What a wonderful focus and purpose for our lives at this time of uncertainty: to grow in love for God, each other, our community and the world.

This is the theme that Paul keeps returning to in his wonderful letter to the church in Philippi in northern Greece. We are going to begin briefly today, but over the next few weeks, through our daily devotions, sermons and some home groups we will be taking our time to truly immerse ourselves in what God may have to say to us through this letter.

Paul writes the letter from a prison cell in Rome to the church in Philippi, over ten years after he had helped to establish it. Throughout the letter it is clear how much he loves the Christians there. He views them as friends, brothers and sisters. He delights in them. “I thank my God every time I remember you,” he writes. “In all my prayers for you, I always pray with joy.” He goes on: “I have you in my heart… God can testify how I long for all of you with the affection of Christ Jesus.” Paul has not seen the Philippian Christians for a number of years, and in prison, that is not likely to change for sometime. His only means of communication is by letter. But those do not form barriers to his expressing love to the church. Some of us may still feel in some form of lockdown; all of us may feel that communication with one another is restricted; but none of us face the challenges that Paul faced. And yet he found ways to express his love in the most profound and wonderful ways. Let us not use our current circumstances as an excuse for not showing love to one another.

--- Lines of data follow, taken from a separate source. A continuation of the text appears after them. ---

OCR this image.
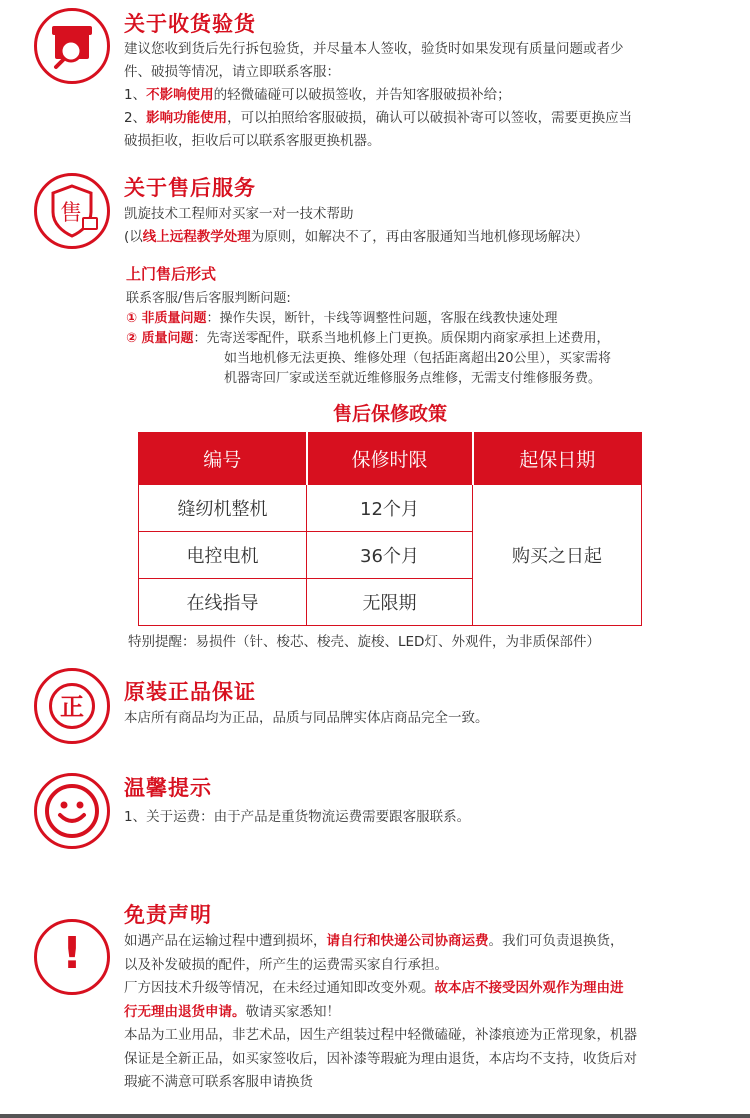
关于收货验货
建议您收到货后先行拆包验货，并尽量本人签收，验货时如果发现有质量问题或者少
件、破损等情况，请立即联系客服：
1、不影响使用的轻微磕碰可以破损签收，并告知客服破损补给；
2、影响功能使用，可以拍照给客服破损，确认可以破损补寄可以签收，需要更换应当
破损拒收，拒收后可以联系客服更换机器。
售
关于售后服务
凯旋技术工程师对买家一对一技术帮助
(以线上远程教学处理为原则，如解决不了，再由客服通知当地机修现场解决）
上门售后形式
联系客服/售后客服判断问题:
① 非质量问题：操作失误，断针，卡线等调整性问题，客服在线教快速处理
② 质量问题：先寄送零配件，联系当地机修上门更换。质保期内商家承担上述费用，
如当地机修无法更换、维修处理（包括距离超出20公里），买家需将
机器寄回厂家或送至就近维修服务点维修，无需支付维修服务费。
售后保修政策
编号	保修时限	起保日期
缝纫机整机	12个月	购买之日起
电控电机	36个月	
在线指导	无限期	
特别提醒：易损件（针、梭芯、梭壳、旋梭、LED灯、外观件，为非质保部件）
正
原装正品保证
本店所有商品均为正品，品质与同品牌实体店商品完全一致。
温馨提示
1、关于运费：由于产品是重货物流运费需要跟客服联系。
!
免责声明
如遇产品在运输过程中遭到损坏，请自行和快递公司协商运费。我们可负责退换货，
以及补发破损的配件，所产生的运费需买家自行承担。
厂方因技术升级等情况，在未经过通知即改变外观。故本店不接受因外观作为理由进
行无理由退货申请。敬请买家悉知！
本品为工业用品，非艺术品，因生产组装过程中轻微磕碰，补漆痕迹为正常现象，机器
保证是全新正品，如买家签收后，因补漆等瑕疵为理由退货，本店均不支持，收货后对
瑕疵不满意可联系客服申请换货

Not only that, but Paul points us to something else too: how we can grow in our love for God. His greeting: “Grace and peace to you from God our Father and the Lord Jesus Christ” captures the very heart of the Christian faith. Grace – God’s abundant and undeserved gift of life and love to us in Christ, his reaching out to us before we reach out to him – is freely ours. And from receiving that gift of grace follows peace (not simply an absence of trouble and strife, but wholeness, well-being, contentment, hope). Keep returning to God’s gift of grace, and you will know peace.

And he prays that their love “may abound more and more in knowledge and depth of insight”. Paul prays that their love should be a matter of the heart – it should be emotional, it should move us – and that it should be a matter of the mind as well, that it should be rooted in knowledge, rooted in the God we encounter through his word in the Bible and through prayer. Such love shapes our character. Malcolm Muggeridge, on meeting Mother Teresa, described her as having the “beauty of holiness… she had a special beauty, amounting to a kind of pervasive luminosity generated by a life dedicated wholly to loving God and his creation.” In other words, as we grow in our love for God, we will find our love for others grows too.

Paul told the Christians in Philippi that he “was confident of this: that he who began a good work in you will carry it out to completion until the day of Christ Jesus.” God has begun a good work in each one of us – calling us to grow in love for him, each other, our community and the world. We can be confident that he who has begun this work will complete it. So let us take heart. This September may feel different from any other, but God has not finished with us yet. The work he has begun, he will complete.